Two-stage revision arthroplasty itself is not uncommon, as it is mainly performed for PJI. However, it often leads to poor functional outcomes [8,10,11], and rehabilitation strategies to improve these outcomes have not been established. Poor functional outcomes are assumed to be related to immobilization and disuse during the interim period, leading to decreased muscle function such as poor strength and flexibility. In this case, improvement in the muscle strength of the knee extensor on the affected limb, as well as unaffected limb strength, was observed during the interim period, suggesting the efficacy of muscle strengthening in both the affected and unaffected limbs. Therapists find it difficult to train the affected limb during the interim period because of limited joint motion due to the absence of an implant. The absence of implants may impede smooth joint movement and reduce the efficiency of muscle force transmission owing to joint instability. Therefore, instead of open kinetic chain exercises with a wide range of joint motion, isometric exercises with minimal joint motion of the hip muscles, especially the gluteal muscles, were used. These programs were successful in a case with an acetabular fracture, without interfering with bone healing, and therefore may apply to cases of generalized two-stage revision arthroplasty.
While muscle strengthening exercises are assumed to be successful, limited range of motion (ROM) remains a challenging issue. In this case, the final ROM of hip flexion remained at 85°. Soft-tissue contracture is recognized as one of the concerns in two-stage revision arthroplasty [5-8,10]. There seem to be two main causes of this problem during the interim period: joint immobilization and leg shortening [7,10,12,13]. Although passive stretching is commonly used to effectively improve soft tissue flexibility and joint ROM (i.e., to prevent contractures) [14-16], it is difficult to perform during prosthesis-free intervals in which joint motion is physically restricted. Alternative strategies to maintain soft tissue flexibility and joint ROM during the interim period are desirable.

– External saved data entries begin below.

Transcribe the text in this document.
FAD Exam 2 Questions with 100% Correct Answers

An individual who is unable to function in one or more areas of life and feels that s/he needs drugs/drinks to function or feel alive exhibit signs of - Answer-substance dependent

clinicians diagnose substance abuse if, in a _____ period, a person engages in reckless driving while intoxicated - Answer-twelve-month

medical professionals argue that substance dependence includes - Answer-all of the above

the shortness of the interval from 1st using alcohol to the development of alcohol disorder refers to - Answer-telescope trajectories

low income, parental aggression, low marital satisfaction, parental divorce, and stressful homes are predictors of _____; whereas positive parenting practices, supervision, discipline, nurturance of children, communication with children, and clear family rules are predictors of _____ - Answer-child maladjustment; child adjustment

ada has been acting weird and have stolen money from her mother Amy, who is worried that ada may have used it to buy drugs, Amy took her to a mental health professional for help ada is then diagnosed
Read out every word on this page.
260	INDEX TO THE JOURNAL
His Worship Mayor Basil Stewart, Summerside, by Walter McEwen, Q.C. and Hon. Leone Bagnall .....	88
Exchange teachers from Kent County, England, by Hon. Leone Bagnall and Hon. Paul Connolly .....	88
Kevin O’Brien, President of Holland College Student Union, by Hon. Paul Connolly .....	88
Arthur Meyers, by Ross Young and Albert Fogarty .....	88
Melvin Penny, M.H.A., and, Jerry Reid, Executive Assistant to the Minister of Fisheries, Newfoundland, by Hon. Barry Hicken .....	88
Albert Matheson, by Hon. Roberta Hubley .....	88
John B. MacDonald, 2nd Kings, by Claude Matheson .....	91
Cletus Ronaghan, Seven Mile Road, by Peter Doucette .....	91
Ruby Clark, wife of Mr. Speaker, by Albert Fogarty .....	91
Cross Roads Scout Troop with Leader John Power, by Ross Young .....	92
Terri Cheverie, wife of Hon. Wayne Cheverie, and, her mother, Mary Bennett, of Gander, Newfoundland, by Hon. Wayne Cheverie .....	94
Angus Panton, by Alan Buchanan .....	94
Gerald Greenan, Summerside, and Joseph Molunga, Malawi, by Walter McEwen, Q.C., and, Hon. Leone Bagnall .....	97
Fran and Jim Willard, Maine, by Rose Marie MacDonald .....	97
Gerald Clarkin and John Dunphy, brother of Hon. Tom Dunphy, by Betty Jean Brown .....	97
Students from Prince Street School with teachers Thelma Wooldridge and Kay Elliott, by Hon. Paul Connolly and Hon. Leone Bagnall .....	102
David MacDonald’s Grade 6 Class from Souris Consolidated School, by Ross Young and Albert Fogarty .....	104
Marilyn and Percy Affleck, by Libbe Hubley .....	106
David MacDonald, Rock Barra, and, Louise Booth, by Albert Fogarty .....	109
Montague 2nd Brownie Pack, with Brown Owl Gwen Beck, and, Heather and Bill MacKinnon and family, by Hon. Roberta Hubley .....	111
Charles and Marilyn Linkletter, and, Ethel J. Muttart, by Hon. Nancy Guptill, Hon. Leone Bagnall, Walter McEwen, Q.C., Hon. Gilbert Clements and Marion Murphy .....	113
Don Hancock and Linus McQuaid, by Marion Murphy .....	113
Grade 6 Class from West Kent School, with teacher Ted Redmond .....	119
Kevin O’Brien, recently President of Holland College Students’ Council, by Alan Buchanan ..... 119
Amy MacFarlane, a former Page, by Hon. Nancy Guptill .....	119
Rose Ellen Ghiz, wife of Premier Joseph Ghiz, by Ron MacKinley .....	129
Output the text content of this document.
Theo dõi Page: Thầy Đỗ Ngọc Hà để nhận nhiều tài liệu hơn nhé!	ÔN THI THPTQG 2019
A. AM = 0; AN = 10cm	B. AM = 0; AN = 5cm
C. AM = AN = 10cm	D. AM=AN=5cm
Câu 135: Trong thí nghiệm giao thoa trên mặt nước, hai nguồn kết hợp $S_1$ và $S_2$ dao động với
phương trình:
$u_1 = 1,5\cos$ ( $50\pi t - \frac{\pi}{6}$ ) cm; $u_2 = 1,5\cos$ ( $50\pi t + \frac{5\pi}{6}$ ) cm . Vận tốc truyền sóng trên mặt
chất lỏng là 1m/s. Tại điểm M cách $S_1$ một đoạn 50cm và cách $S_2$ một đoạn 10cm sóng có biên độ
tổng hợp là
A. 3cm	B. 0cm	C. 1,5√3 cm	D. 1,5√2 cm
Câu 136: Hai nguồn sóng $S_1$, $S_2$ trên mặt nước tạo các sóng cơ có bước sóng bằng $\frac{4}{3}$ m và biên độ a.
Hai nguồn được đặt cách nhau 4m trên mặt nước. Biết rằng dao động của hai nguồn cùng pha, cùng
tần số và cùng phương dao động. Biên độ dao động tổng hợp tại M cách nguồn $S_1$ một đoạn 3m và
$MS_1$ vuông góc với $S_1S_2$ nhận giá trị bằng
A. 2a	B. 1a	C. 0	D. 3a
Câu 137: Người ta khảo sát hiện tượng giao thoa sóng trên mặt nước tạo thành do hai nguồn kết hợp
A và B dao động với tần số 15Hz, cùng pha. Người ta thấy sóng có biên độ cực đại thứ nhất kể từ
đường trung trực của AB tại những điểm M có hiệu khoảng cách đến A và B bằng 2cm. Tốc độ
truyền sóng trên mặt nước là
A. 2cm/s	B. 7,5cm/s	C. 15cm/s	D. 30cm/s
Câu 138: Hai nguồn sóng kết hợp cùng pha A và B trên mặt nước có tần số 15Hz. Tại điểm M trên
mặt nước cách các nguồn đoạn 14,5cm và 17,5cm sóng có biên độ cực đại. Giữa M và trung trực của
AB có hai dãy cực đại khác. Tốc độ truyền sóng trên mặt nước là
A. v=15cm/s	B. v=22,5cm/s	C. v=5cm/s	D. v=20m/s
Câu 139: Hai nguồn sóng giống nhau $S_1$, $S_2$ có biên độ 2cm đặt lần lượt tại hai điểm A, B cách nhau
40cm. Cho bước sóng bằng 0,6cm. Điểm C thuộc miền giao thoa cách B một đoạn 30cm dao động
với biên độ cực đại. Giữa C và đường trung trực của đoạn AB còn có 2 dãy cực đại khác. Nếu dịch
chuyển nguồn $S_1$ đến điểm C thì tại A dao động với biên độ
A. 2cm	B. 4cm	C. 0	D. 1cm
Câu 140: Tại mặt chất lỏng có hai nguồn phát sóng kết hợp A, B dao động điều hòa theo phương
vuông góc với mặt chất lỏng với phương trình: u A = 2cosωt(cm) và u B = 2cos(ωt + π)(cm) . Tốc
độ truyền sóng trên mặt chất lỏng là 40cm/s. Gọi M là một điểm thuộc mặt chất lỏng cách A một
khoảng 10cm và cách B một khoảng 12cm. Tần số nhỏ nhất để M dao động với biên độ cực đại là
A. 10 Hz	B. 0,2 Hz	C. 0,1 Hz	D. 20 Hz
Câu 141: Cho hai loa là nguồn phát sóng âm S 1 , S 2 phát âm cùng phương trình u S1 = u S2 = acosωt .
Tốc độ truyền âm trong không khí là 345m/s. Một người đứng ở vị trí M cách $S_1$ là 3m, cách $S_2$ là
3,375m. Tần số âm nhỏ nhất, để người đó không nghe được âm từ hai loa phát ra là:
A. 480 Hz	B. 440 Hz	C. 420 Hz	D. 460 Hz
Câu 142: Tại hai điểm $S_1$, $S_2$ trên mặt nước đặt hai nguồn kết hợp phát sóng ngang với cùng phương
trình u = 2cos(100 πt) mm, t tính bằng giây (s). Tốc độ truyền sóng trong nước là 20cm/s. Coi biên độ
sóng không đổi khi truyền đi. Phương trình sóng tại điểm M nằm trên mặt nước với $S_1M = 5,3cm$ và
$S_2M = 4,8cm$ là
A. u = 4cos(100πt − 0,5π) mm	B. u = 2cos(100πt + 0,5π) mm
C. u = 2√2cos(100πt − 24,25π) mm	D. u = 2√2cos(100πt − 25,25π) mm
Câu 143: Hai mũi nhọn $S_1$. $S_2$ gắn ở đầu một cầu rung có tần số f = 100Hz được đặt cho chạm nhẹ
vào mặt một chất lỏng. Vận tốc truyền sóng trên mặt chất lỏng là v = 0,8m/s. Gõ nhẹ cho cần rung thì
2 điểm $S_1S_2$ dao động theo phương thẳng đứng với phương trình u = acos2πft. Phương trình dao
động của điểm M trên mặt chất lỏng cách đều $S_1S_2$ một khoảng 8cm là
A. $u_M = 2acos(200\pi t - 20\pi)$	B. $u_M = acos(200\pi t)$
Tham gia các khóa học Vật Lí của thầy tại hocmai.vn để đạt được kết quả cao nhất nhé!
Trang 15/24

Our results also provide insights into the rehabilitation protocol during CLAP for PJI. The patients experienced two weeks of activity restriction due to CLAP, in addition to nine weeks of prosthesis-free intervals. CLAP has become a novel treatment option for PJI [17,18]. Despite its superiority in infection resolution, the disadvantage is that the patient is restricted to mobility owing to the complicated route described previously [17]; bed rest is common during CLAP for safety reasons. In this case, however, although ambulation with mobility was still difficult, muscle strength training was continued via bedside weight-bearing exercises, and consequently, gradual recovery was observed. Exercise therapy during CLAP was thought to prevent disuse due to excessive rest and to contribute to functional recovery. Not only on-bed exercises but also weight-loaded exercises at the bedside could be an option for rehabilitation during CLAP.
Conclusions
We reported a case of successful rehabilitation in two-stage revision THA for an intraoperative acetabular fracture. The interim-period rehabilitation, including muscle strengthening training, is assumed to have contributed to the early gait acquisition after reimplantation. Our results indicate the safety and effectiveness of interim-period rehabilitation in two-stage revision arthroplasty. Further studies with larger sample sizes are required to validate our findings.